Meter un jersey en la lavadora o, peor aún, en la secadora puede convertir una prenda cómoda en una versión imposible de usar. Sin embargo, no siempre está todo perdido.
Un vídeo viral de la creadora de contenido Carol Botín muestra que, con agua fría, paciencia y un poco de cuidado, es posible recuperar gran parte del tamaño original de un jersey encogido.
El truco que está salvando jerséis después del lavado
En el vídeo, la tiktoker explica que el primer paso es sumergir el jersey en agua fría, directamente en la bañera. La prenda debe permanecer completamente cubierta durante unos 20 o 30 minutos, sin frotarla ni manipularla.
Este tiempo de remojo permite que las fibras, especialmente en prendas de lana o tejidos naturales, empiecen a relajarse tras el encogimiento provocado por el calor.
Una vez pasado ese tiempo, el jersey se saca del agua y se estira con mucho cuidado, sin tirones bruscos. En este punto, el propio peso del jersey mojado juega a favor, ya que ayuda a que las fibras vuelvan a abrirse poco a poco. El gesto clave es hacerlo con paciencia, ajustando la prenda de forma progresiva y respetando su forma original.

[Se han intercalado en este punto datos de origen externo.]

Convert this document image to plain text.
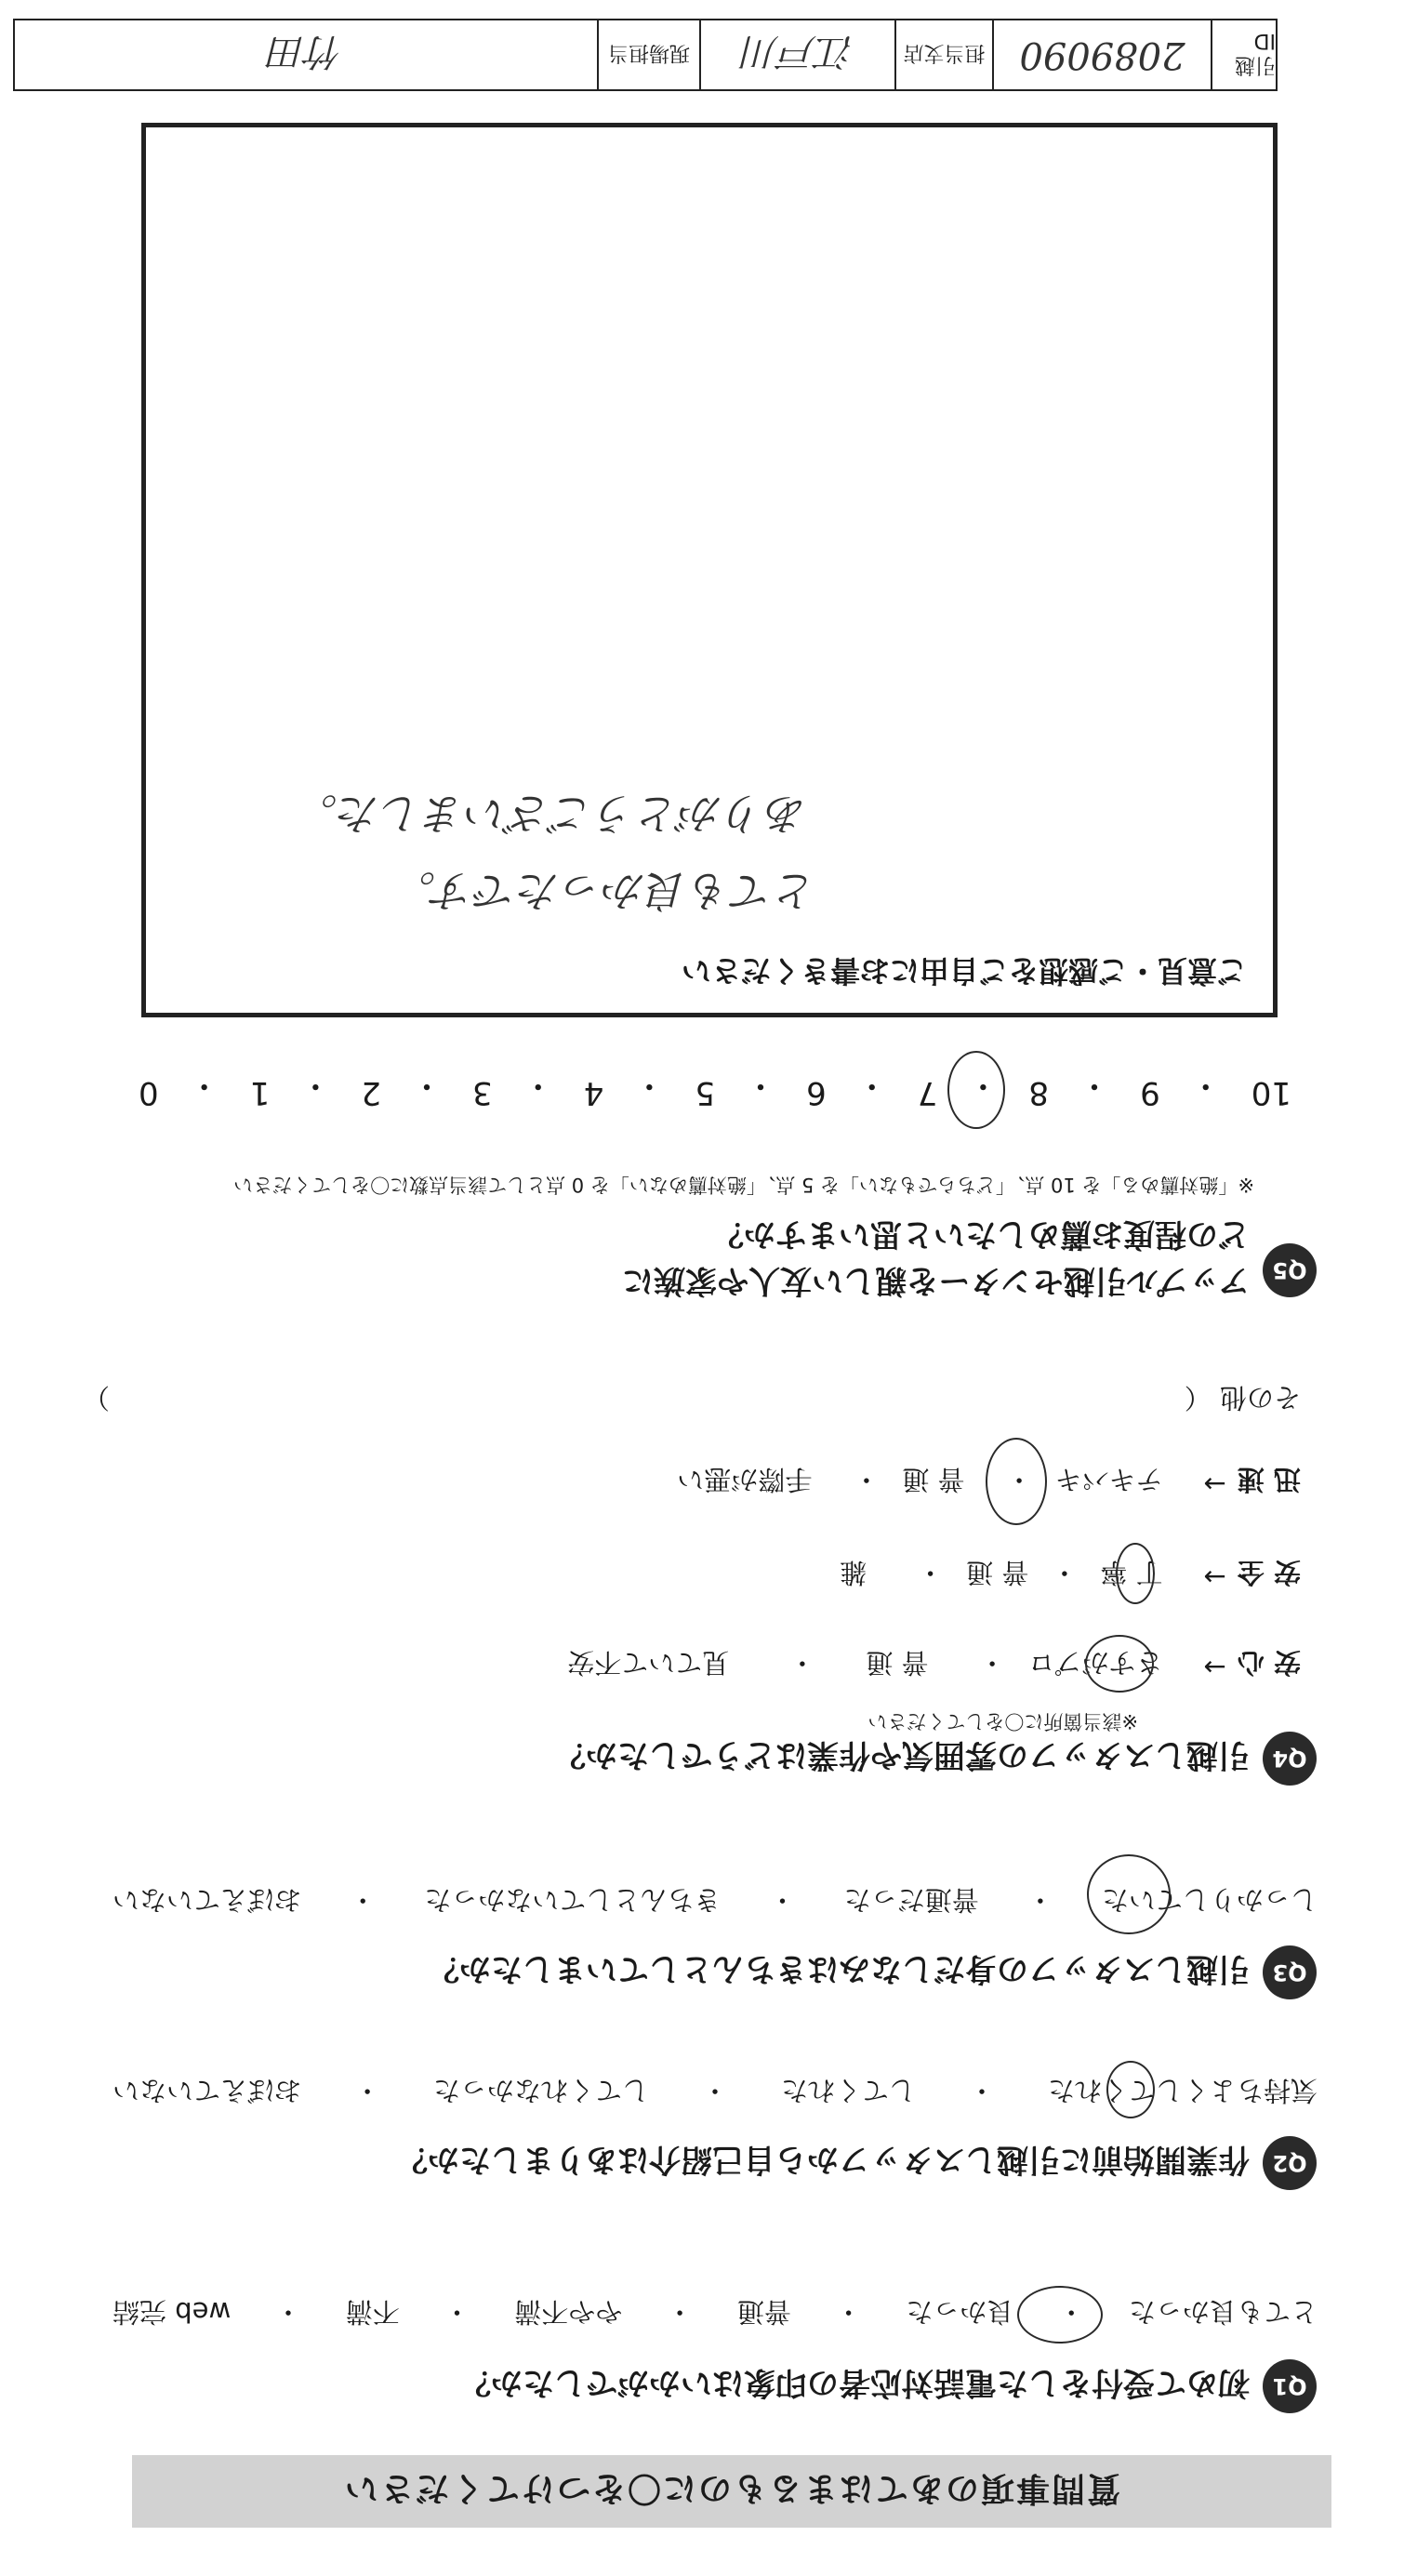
質問事項のあてはまるものに〇をつけてください
Q1
初めて受付をした電話対応者の印象はいかがでしたか？
とても良かった
・
良かった
・
普通
・
やや不満
・
不満
・
web 完結
Q2
作業開始前に引越しスタッフから自己紹介はありましたか？
気持ちよくしてくれた
・
してくれた
・
してくれなかった
・
おぼえていない
Q3
引越しスタッフの身だしなみはきちんとしていましたか？
しっかりしていた
・
普通だった
・
きちんとしていなかった
・
おぼえていない
Q4
引越しスタッフの雰囲気や作業はどうでしたか？
※該当箇所に〇をしてください
安 心
→
さすがプロ
・
普 通
・
見ていて不安
安 全
→
丁 寧
・
普 通
・
雑
迅 速
→
テキパキ
・
普 通
・
手際が悪い
その他 （
）
Q5
アップル引越センターを親しい友人や家族に
どの程度お薦めしたいと思いますか？
※「絶対薦める」を 10 点、「どちらでもない」を 5 点、「絶対薦めない」を 0 点として該当点数に〇をしてください
10
・
9
・
8
・
7
・
6
・
5
・
4
・
3
・
2
・
1
・
0
ご意見・ご感想をご自由にお書きください
とても良かったです。
ありがとうございました。
引越 ID
2089090
担当支店
江戸川
現場担当
竹田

Después, se recomienda colgar el jersey solo unos minutos, lo justo para que escurra el exceso de agua, pero sin dejarlo suspendido durante horas. Mantenerlo colgado demasiado tiempo puede provocar deformaciones, sobre todo en hombros y mangas.

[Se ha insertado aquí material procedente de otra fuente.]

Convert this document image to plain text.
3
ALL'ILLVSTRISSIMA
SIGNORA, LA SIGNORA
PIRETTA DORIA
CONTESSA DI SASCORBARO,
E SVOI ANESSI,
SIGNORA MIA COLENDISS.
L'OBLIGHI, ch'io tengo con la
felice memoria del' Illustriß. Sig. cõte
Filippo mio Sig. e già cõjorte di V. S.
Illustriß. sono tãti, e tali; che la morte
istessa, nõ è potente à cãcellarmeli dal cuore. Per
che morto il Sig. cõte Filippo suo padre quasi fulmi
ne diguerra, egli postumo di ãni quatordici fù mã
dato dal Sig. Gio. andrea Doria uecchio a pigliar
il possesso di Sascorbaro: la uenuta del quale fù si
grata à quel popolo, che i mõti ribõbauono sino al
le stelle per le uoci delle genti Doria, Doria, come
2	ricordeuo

El último paso consiste en colocar el jersey en horizontal sobre una toalla, dándole forma de nuevo y ajustándolo suavemente. Así debe permanecer hasta que se seque por completo.

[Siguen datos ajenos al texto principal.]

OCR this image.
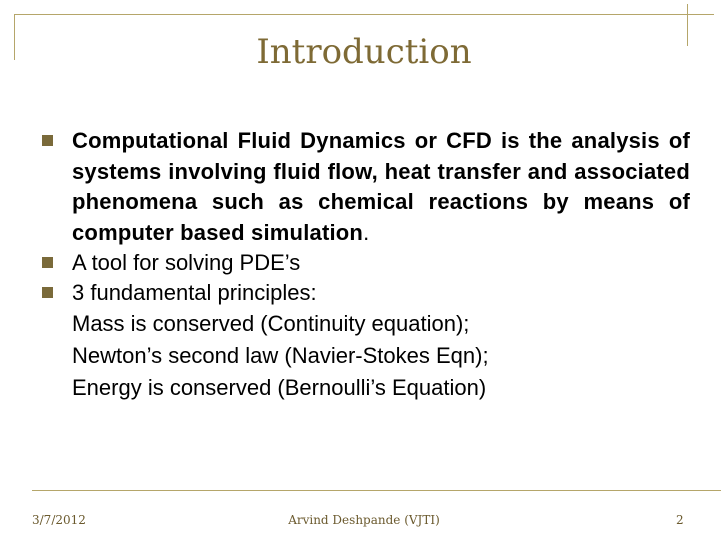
Introduction
Computational Fluid Dynamics or CFD is the analysis of systems involving fluid flow, heat transfer and associated phenomena such as chemical reactions by means of computer based simulation.
A tool for solving PDE’s
3 fundamental principles:
Mass is conserved (Continuity equation);
Newton’s second law (Navier-Stokes Eqn);
Energy is conserved (Bernoulli’s Equation)
3/7/2012	Arvind Deshpande (VJTI)	2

Este secado plano es fundamental para evitar que la prenda vuelva a encoger o se deforme.
Este método funciona especialmente bien en lana y mezclas naturales, aunque conviene ser realista: no siempre se recupera el tamaño al cien por cien, sobre todo si el jersey pasó por la secadora. En tejidos sintéticos, el margen de mejora es mucho menor.
Para evitar que vuelva a ocurrir, los expertos recomiendan lavar los jerséis delicados siempre en frío, usar programas suaves y evitar la secadora, secándolos en horizontal sobre una toalla. Un pequeño gesto que puede ahorrar más de un disgusto… y algún que otro jersey favorito.